We will continue our fight
For the past several weeks, myself and well over 100 other citizens in the Peqout Lakes, Jenkins area have been meeting in expression of concerns and complaints of our local police department. We are not a bunch of radicals or lunatics. This is honest, hard-working, taxpaying citizens and business owners in our area. There are others with grievances, but many are scared,and intimidated by the police and will not step forward.
Myself, I am also scared but we are simply trying to get our local city council to listen. We were granted a meeting on Tuesday, May 13, 2008, with the Pequot City Council. We were told two weeks ago to bring our complaints and police incidents to this meeting.
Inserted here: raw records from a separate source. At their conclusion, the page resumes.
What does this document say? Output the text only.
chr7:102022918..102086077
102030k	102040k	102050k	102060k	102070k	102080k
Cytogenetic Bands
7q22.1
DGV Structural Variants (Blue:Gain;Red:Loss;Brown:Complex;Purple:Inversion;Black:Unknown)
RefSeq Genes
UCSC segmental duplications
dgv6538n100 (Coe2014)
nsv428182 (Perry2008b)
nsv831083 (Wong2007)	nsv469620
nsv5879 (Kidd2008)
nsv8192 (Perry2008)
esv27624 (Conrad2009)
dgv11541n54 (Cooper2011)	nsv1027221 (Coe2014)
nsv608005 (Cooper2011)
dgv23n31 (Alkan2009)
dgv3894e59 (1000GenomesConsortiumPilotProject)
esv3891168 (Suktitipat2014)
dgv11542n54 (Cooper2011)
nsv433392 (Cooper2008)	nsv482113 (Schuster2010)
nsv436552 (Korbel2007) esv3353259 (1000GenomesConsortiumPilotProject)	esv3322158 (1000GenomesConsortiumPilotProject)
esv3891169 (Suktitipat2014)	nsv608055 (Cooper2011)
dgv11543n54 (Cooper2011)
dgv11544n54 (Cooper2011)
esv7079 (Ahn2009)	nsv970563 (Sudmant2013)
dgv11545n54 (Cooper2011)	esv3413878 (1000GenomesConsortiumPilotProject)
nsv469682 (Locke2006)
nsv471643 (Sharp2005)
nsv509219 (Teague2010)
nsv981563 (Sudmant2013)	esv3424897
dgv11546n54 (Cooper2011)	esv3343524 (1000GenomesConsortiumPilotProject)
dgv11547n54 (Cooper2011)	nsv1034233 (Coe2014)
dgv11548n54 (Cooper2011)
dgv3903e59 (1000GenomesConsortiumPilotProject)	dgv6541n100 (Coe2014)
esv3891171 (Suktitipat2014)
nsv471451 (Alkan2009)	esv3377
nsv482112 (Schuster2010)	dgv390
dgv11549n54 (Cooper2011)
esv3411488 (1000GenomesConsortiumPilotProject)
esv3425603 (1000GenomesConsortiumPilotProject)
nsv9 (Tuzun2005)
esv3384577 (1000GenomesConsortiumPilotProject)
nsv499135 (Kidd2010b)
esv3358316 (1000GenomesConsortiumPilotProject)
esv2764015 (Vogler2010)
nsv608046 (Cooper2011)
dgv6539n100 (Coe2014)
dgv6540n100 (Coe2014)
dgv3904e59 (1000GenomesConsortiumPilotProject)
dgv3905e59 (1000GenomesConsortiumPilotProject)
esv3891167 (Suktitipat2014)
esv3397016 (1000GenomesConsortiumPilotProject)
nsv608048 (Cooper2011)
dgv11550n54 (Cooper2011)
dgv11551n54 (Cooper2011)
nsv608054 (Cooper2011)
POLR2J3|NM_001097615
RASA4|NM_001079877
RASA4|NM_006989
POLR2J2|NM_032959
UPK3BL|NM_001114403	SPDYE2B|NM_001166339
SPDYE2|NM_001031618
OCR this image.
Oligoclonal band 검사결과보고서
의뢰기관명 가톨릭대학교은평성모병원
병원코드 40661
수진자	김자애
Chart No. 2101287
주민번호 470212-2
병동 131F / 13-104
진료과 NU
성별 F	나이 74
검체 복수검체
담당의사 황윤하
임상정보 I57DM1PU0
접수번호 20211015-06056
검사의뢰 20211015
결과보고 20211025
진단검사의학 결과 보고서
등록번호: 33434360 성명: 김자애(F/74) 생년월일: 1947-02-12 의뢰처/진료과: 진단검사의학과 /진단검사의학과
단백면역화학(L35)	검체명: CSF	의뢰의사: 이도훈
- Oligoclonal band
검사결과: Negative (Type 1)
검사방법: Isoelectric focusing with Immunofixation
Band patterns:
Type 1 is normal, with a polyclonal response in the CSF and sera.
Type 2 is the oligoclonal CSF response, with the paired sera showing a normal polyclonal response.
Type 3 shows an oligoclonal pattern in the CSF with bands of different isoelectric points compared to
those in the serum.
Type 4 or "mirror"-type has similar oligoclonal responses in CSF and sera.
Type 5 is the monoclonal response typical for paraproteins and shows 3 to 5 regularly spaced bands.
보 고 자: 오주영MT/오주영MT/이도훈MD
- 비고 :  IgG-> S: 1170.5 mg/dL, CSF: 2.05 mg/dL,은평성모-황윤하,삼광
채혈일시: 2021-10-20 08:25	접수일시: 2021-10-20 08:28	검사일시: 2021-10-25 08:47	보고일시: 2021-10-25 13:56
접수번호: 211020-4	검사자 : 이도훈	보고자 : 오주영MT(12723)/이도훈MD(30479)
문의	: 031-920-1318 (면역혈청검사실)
Upon arriving, with well over 100 concerned citizens in attendance. We were immediately intimidated by the entire Pequot police force sitting there. There were all but one in attendance and the entire reserve force, total of 16 uniformed officers. We were then informed by the mayor that we could not read our complaints and use the names of officers. All people in attendance were all ready to leave. One of our biggest complaints is the intimidation factor that we live with each day. And to be shut down like we were has only made the animosity escalate to an even higher level.
It is a sad sight to see our community in such disarray. We are a tourism community, we rely on tourists to spend money in our community. But because of tactics used, many tourists say "we will go elsewhere, where we are appreciated and our money is welcome." We will continue our fight for the people legally.
Kim A. Bachmann
Restrict burning in Baxter
I would like to encourage Baxter residents to contact their city council re: implementing a more restrictive burning policy in Baxter. I had hoped that my previous Open Forum letter might cause others to rethink their choice to pollute their neighborhood and other areas with their "open burning." In the past two weeks, the heavy smell of smoke has lingered in my neighborhood every day and into the early morning hours. The wind brings the smell of smoke to my home from miles away.
It may have made sense to allow the burning of leaves/brush, etc., when Baxter was not a developed community. Now, there are alternatives available for the disposal of these items. Our world is suffering from air pollution, an increase in respiratory illnesses and a host of other health/environmental issues. Is it not time for the city of Baxter to recognize the need for change and to ensure the health and safety of its residents? I, personally, just want to be able to breathe without worrying that the air may be killing me!
Jill Zauhar Backberg
Supply and demand
The article titled, "Deep, deep emotion" appearing in the Brainerd Dispatch, Sunday, June 1, 2008, gives the reason for closing of Whittier and Lincoln schools was due to budget reductions. Nothing could be further from the truth.
First we had leadership in the school district that decided it was an opportune time to get a referendum passed for a new school. This passing of the referendum resulted in building a new school for nearly a third of School District 181 enrollment. The school district now has school rooms with no one to fill them. This is common sense experience of supply and demand.
Second, the decline in enrollment within the school district was another factor that added to the problem.